La MMSS regroupe actuellement 1 000 agents provenant de six pays (Bahamas, Belize, Salvador, Guatemala, Jamaïque et Kenya), soit 40 % de l’effectif prévu. Le Secrétaire général de l’ONU, António Guterres, a souligné que, compte tenu de l’aggravation de la violence, des renforts pourraient être nécessaires. Il a aussi mis en lumière des lacunes critiques en matière de mobilité, d’autonomie, de coordination et de soutien logistique, la mission dépendant largement des contributions des donateurs pour ses équipements.

António Guterres a alerté sur l’inefficacité partielle de la Mission multinationale de soutien (MSS), soulignant que 50 % des véhicules blindés sont hors d’usage, inadaptés à l’environnement urbain, et que la mission souffre de graves lacunes en appui aérien, médical et communication.

En réponse, un projet de résolution porté par les États-Unis et le Panama propose une nouvelle force internationale mieux dotée.

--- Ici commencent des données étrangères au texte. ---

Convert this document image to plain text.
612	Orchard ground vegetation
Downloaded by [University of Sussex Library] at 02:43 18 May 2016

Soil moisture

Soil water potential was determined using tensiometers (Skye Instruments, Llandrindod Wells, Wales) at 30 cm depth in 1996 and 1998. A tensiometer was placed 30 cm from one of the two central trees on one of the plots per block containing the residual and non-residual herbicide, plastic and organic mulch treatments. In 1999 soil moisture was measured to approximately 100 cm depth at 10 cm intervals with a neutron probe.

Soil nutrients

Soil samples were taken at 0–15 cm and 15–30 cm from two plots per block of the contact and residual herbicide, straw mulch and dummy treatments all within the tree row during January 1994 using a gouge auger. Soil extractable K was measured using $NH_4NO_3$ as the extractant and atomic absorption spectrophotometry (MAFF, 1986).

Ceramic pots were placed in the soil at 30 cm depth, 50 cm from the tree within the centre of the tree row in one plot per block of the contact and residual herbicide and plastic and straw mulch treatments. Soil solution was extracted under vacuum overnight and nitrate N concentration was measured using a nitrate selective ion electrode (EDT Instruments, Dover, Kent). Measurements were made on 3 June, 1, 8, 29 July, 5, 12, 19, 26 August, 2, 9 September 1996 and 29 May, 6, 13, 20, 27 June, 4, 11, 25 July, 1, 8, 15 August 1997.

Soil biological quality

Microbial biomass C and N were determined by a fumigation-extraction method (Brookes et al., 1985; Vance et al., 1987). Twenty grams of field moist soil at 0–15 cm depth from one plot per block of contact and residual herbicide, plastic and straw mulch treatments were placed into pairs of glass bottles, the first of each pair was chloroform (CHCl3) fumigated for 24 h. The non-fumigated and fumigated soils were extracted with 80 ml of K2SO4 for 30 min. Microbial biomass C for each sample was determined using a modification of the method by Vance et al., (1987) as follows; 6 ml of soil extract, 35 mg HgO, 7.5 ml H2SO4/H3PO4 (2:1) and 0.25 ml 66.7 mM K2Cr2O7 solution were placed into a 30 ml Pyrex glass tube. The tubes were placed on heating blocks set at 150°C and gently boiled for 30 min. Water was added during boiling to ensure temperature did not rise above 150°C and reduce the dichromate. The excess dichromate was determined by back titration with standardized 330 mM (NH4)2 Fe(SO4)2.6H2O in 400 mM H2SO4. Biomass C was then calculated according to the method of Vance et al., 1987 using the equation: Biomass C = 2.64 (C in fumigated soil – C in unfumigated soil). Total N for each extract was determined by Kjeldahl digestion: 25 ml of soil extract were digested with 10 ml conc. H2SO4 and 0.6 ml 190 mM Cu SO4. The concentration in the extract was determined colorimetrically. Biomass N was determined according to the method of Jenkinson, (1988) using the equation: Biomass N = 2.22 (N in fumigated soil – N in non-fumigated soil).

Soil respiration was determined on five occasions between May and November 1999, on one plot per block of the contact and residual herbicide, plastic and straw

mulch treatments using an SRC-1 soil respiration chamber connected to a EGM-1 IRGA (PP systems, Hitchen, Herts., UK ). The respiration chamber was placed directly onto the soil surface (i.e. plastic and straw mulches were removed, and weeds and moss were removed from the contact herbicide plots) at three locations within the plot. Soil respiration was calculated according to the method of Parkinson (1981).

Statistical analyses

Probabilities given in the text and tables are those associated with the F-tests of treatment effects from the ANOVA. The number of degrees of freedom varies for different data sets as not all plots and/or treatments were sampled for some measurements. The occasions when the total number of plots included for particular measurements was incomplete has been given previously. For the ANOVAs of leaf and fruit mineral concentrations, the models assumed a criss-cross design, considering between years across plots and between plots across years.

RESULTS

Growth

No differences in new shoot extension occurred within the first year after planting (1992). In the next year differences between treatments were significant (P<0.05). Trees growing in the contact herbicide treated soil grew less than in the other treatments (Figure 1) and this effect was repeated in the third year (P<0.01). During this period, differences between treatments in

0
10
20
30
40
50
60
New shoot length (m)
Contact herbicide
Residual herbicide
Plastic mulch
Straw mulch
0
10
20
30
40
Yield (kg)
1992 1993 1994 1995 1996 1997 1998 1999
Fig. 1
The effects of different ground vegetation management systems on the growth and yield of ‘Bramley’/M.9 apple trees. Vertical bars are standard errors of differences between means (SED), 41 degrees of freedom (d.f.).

Elle bénéficierait de salaires assurés par des contributions volontaires et d’un soutien logistique via un Bureau d’appui de l’ONU en Haïti. L’ambassadrice américaine Dorothy Shea a insisté sur la nécessité de fournir à cette force les moyens de contrôler le territoire, sécuriser les infrastructures stratégiques et appuyer la Police nationale haïtienne.